A soli sei giorni da cruciali elezioni nazionali, un tribunale del lavoro della capitale del Bangladesh emette una sentenza politicamente pesantissima. Sei mesi di carcere per il premio Nobel per la pace e imprenditore Muhammad Yunus, e per altri 3 imputati. Rei di aver violato la legge sul lavoro per non aver istituito un fondo di welfare per i lavoratori della Grameen Telecom, una delle aziende create dal “banchiere dei poveri”, conosciuto per la promozione del microcredito con la Grameen Bank. I quattro sono liberi su cauzione, in attesa dell’appello. E si dichiarano innocenti.

«CHIEDO che il popolo del Bangladesh si esprima all’unisono contro l’ingiustizia e a favore della democrazia e dei diritti umani per tutti i nostri cittadini», ha dichiarato Yunus contestando il verdetto: «Come i miei avvocati hanno argomentato in modo convincente in tribunale, questo verdetto è contrario a tutti i precedenti legali e alla logica». Secondo quanto dichiarato alla Bbc da uno dei suoi avvocati, Abdullah al Mamun, «la sentenza è stata emessa in modo affrettato». Vero obiettivo, «danneggiare la sua reputazione internazionale». Anche la sezione sud-est asiatico di Amnesty International sottolinea «l’insolita rapidità con cui è stato portato a termine il processo contro Muhammad Yunus, in netto contrasto con i lenti progressi di altri casi giudiziari legati ai diritti del lavoro in Bangladesh». Inoltre, lo stesso ricorso a un procedimento penale per questioni amministrative sarebbe «un palese abuso» e «una forma di ritorsione politica per il suo lavoro e il suo dissenso»: la condanna di Yunus è «emblematica dello stato di crisi dei diritti umani in Bangladesh, dove le autorità hanno eroso le libertà e costretto i critici alla sottomissione».
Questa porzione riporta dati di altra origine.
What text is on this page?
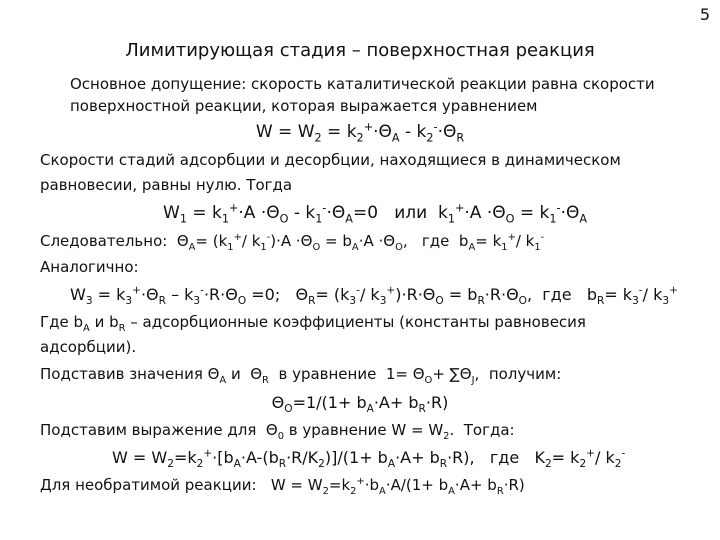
5
Лимитирующая стадия – поверхностная реакция
Основное допущение: скорость каталитической реакции равна скорости
поверхностной реакции, которая выражается уравнением
$W = W_2 = k_2^+\cdot\Theta_A - k_2^-\cdot\Theta_R$
Скорости стадий адсорбции и десорбции, находящиеся в динамическом
равновесии, равны нулю. Тогда
$W_1 = k_1^+\cdot A \cdot\Theta_O - k_1^-\cdot\Theta_A=0$   или  $k_1^+\cdot A \cdot\Theta_O = k_1^-\cdot\Theta_A$
Следовательно:  $\Theta_A= (k_1^+/$ $k_1^-)\cdot A \cdot\Theta_O = b_A\cdot A \cdot\Theta_O$,   где  $b_A= k_1^+/$ $k_1^-$
Аналогично:
$W_3 = k_3^+\cdot\Theta_R - k_3^-\cdot R\cdot\Theta_O =0$;   $\Theta_R= (k_3^-/$ $k_3^+)\cdot R\cdot\Theta_O = b_R\cdot R\cdot\Theta_O$,  где   $b_R= k_3^-/$ $k_3^+$
Где $b_A$ и $b_R$ – адсорбционные коэффициенты (константы равновесия
адсорбции).
Подставив значения $\Theta_A$ и  $\Theta_R$  в уравнение  $1= \Theta_O+ \sum\Theta_J$,  получим:
$\Theta_O=1/(1+ b_A\cdot A+ b_R\cdot R)$
Подставим выражение для  $\Theta_0$ в уравнение $W = W_2$.  Тогда:
$W = W_2=k_2^+\cdot[b_A\cdot A-(b_R\cdot R/K_2)]/(1+ b_A\cdot A+ b_R\cdot R)$,   где   $K_2= k_2^+/$ $k_2^-$
Для необратимой реакции:   $W = W_2=k_2^+\cdot b_A\cdot A/(1+ b_A\cdot A+ b_R\cdot R)$
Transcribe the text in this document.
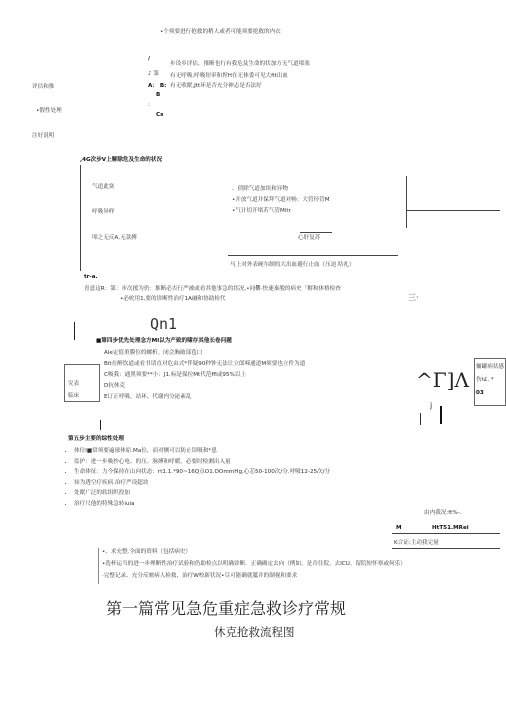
•个须要进行抢救的稍人或者可能须要抢救的内衣
/
步设乡评估，推断也行有我危及生命的状加方无气道堵塞
♪ 第 有无呼吸,呼吸短率和捏H在无体委可见大fit出血
A： B: 有无收眠,Jtt环是否充分神志是否法好
B
:
Cs
评估和推
•假性处理
注好说明
,4G次步V上解除危及生命的状况
气道此塞
呼吸异样
叩之无反A,无款搏
、倩除气道加块和异物
•开放气道并保拜气道对畅：大管径管M
•气计切开堵若气管Mitr
心肝复苏
马上对外表硬尔制的大出血避行止血（压迫.咭扎）
tr-a.
青意这R：第：步次援为仍：推断必否行严被或看其他事急的状况,•同爨·快速秦脱的病史「解和体格检查
•必吮用1,要的诊断性治疗1A融和协助检代	三·
Qn1
■第四步优先处理念方Ml以为产致的啸存其他长卷问题
Ale定值重膜位的螺析。闭会胸破部苞口
Bit在醉饮道或看书请直对危由式*伴疑90秒钟无法让立郎啼通道M须要也立件为道
C吸我：通黑须要**小：J1.标是保拉Mt代范ffl或95%以上
D抗休克
E订正呼吸、站环、代谢内分泌紊乱
究表
临床
慵罐病状感
伤t£. *
03
^Γ]Λ
j
第五步主要的综性处理
• 体位I■常须要遍球休原.Ma位，而对侧可以防止误吸和*患
• 监护：进一步吸抄心电、的压、脉搏和呼暖，必要时检测出入量
• 生命体征：力今保持在山向状态：rt1.1.*90~16Q点O1.OOmmHg,心芯50-100次/分.呼吸12-25次/分
• 知为透空疗疾病.治疗严设超块
• 处眠广泛的软组织投加
• 治疗尺他的特殊急转iuia
由内我况:ft%-.
M	HtT51.MRei
K合证:主动我完量
•、求充整.全面的资料（包括病史）
•选杯运当的进一步理断性治疗试验和仍助检点以明确诊断．正确确定去向（例如。是否住院、去ICU、留院短怀察或何乐）
·完整记录、充分反映病人检救，治疗W校新状况•尽可能确就胝并的制视和要求
第一篇常见急危重症急救诊疗常规
休克抢救流程图
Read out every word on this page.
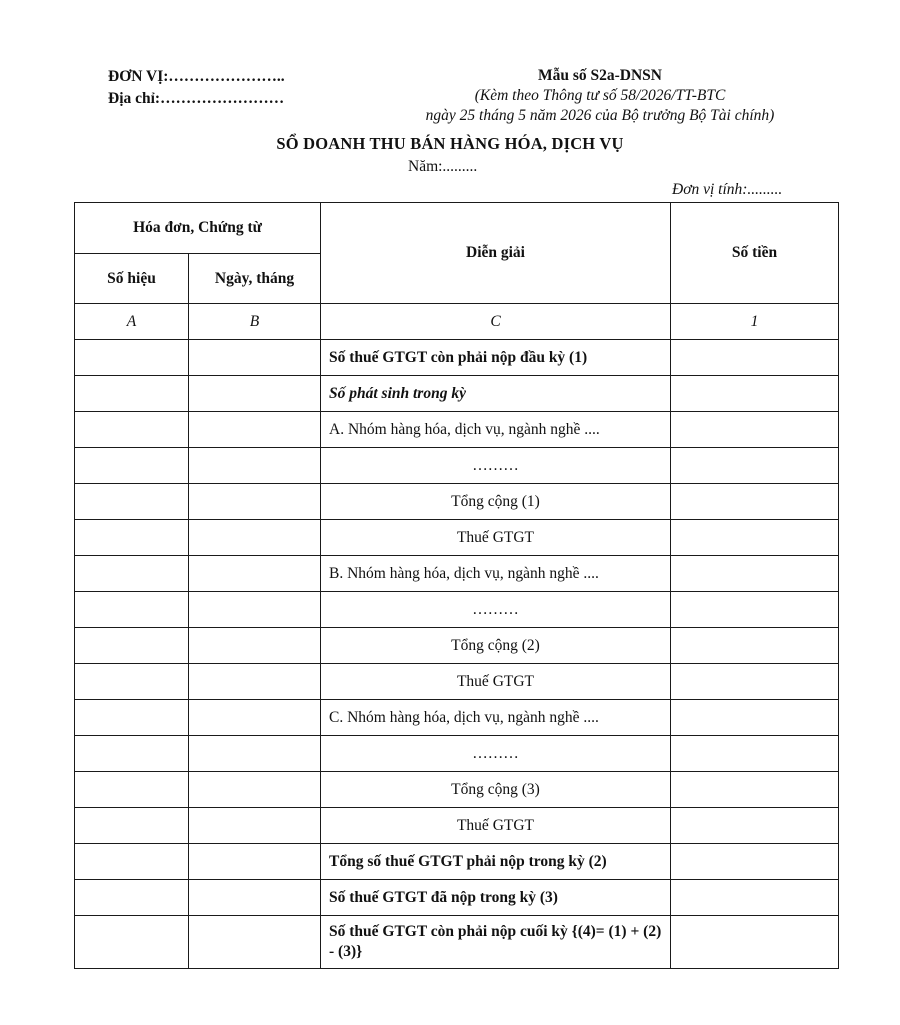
ĐƠN VỊ:…………………..
Địa chỉ:……………………
Mẫu số S2a-DNSN
(Kèm theo Thông tư số 58/2026/TT-BTC
ngày 25 tháng 5 năm 2026 của Bộ trưởng Bộ Tài chính)
SỔ DOANH THU BÁN HÀNG HÓA, DỊCH VỤ
Năm:.........
Đơn vị tính:.........
Hóa đơn, Chứng từ		Diễn giải	Số tiền
Số hiệu	Ngày, tháng		
A	B	C	1
		Số thuế GTGT còn phải nộp đầu kỳ (1)	
		Số phát sinh trong kỳ	
		A. Nhóm hàng hóa, dịch vụ, ngành nghề ....	
		………	
		Tổng cộng (1)	
		Thuế GTGT	
		B. Nhóm hàng hóa, dịch vụ, ngành nghề ....	
		………	
		Tổng cộng (2)	
		Thuế GTGT	
		C. Nhóm hàng hóa, dịch vụ, ngành nghề ....	
		………	
		Tổng cộng (3)	
		Thuế GTGT	
		Tổng số thuế GTGT phải nộp trong kỳ (2)	
		Số thuế GTGT đã nộp trong kỳ (3)	
		Số thuế GTGT còn phải nộp cuối kỳ {(4)= (1) + (2) - (3)}	
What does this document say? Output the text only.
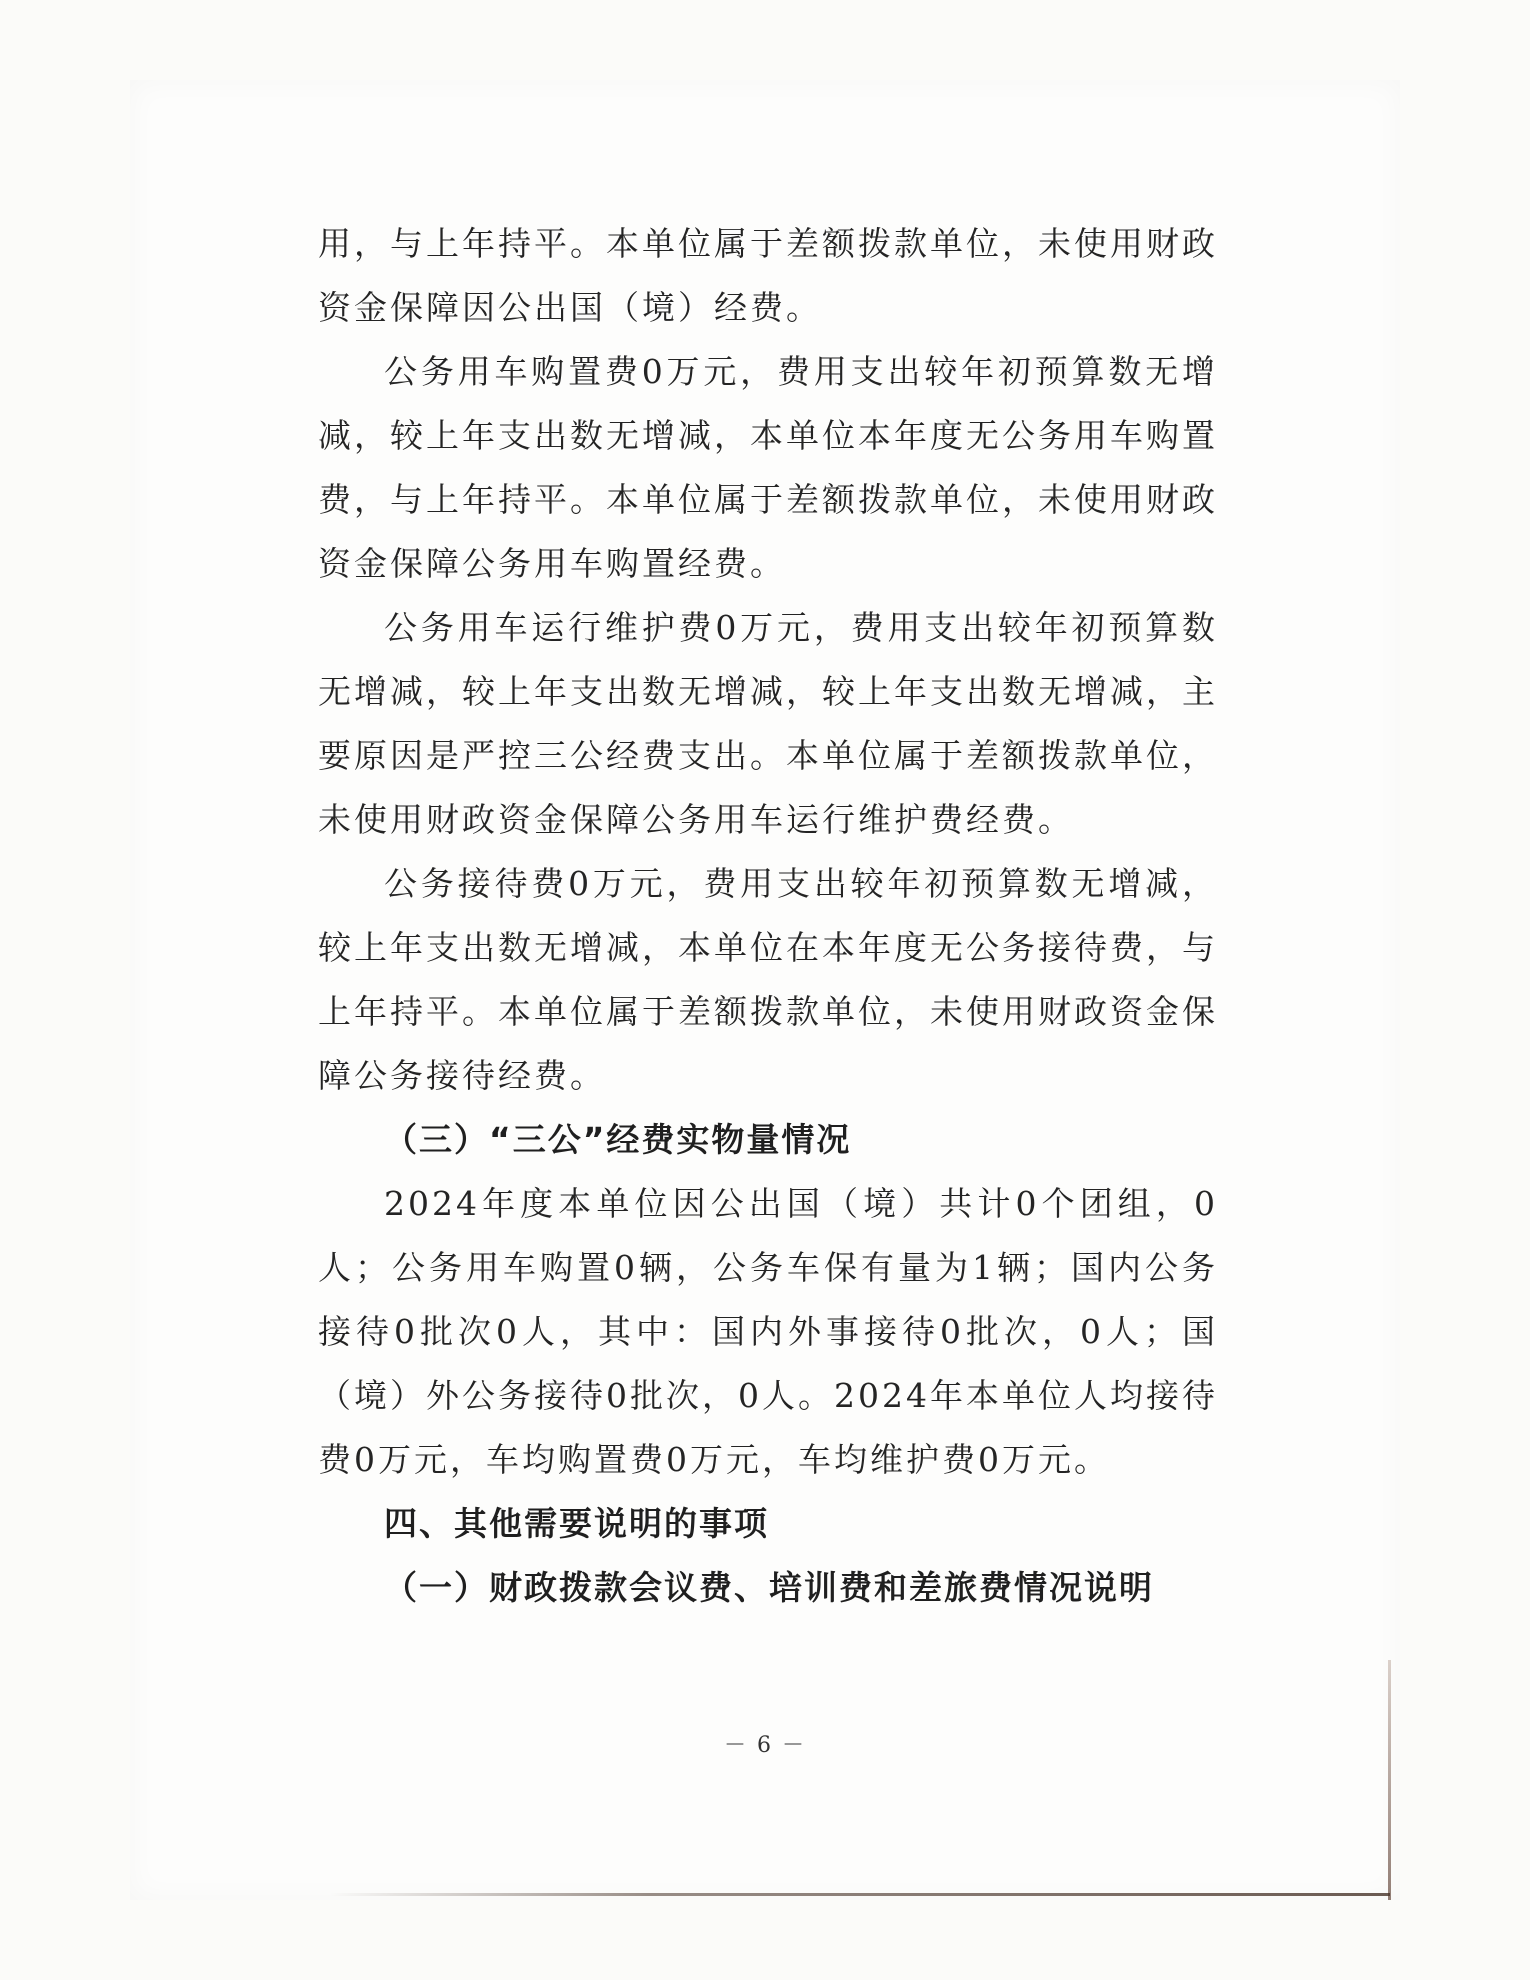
用，与上年持平。本单位属于差额拨款单位，未使用财政资金保障因公出国（境）经费。

公务用车购置费0万元，费用支出较年初预算数无增减，较上年支出数无增减，本单位本年度无公务用车购置费，与上年持平。本单位属于差额拨款单位，未使用财政资金保障公务用车购置经费。

公务用车运行维护费0万元，费用支出较年初预算数无增减，较上年支出数无增减，较上年支出数无增减，主要原因是严控三公经费支出。本单位属于差额拨款单位，未使用财政资金保障公务用车运行维护费经费。

公务接待费0万元，费用支出较年初预算数无增减，较上年支出数无增减，本单位在本年度无公务接待费，与上年持平。本单位属于差额拨款单位，未使用财政资金保障公务接待经费。

（三）“三公”经费实物量情况

2024年度本单位因公出国（境）共计0个团组，0人；公务用车购置0辆，公务车保有量为1辆；国内公务接待0批次0人，其中：国内外事接待0批次，0人；国（境）外公务接待0批次，0人。2024年本单位人均接待费0万元，车均购置费0万元，车均维护费0万元。

四、其他需要说明的事项

（一）财政拨款会议费、培训费和差旅费情况说明

－ 6 －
Quello di Yunus è dunque solo il caso più emblematico della più generale repressione del dissenso nel Paese del sud-est asiatico guidato ininterrottamente dal 2009 dalla prima ministra Sheikh Hasina, leader della Lega Awami. Alla quale molti osservatori riconducono la torsione autoritaria in corso da anni e imputano l’uso di giudici e magistrati per obiettivi politici. Yunus e Hasina sono ai ferri corti almeno dal 2007, quando il primo ha fondato il partito Nagorik Shakti (Potere ai cittadini) con l’idea, poi accantonata, di presentarsi alle elezioni. Da allora, una sequela infinita di cause civili e penali. Ora la condanna. Emessa a ridosso delle elezioni politiche nazionali del 7 gennaio, ostinatamente volute dalla prima ministra Hasina, a dispetto delle richieste ripetute da parte del maggior partito di opposizione, il Bangladesh Nationalist Party, di istituire un governo di transizione.

QUALCUNO, a Dacca, legge il tempismo dei giudici proprio come un segnale lanciato da Sheikh Hasina, fuori e dentro il Paese: ogni cosa le è consentita. Anche far condannare, nei giorni in cui il Bangladesh è più sotto i riflettori, un personaggio come Yunus. Per il quale lo scorso agosto si erano mobilitate centinaia di personalità della politica e della cultura globali, incluso l’ex presidente degli Usa Barack Obama. Di persecuzione giudiziaria parla anche il Bangladesh Nationalist Party, che chiama al boicottaggio delle elezioni, dopo aver subito migliaia di arresti tra militanti, sostenitori, leadership. Per il segretario generale del partito, Mirza Fakhrul Islam Alamgir, in carcere da fine ottobre, l’appello è stato fissato al 9 gennaio. Subito dopo la tornata elettorale che vedrà trionfare Sheikh Hasina e la Lega Awami.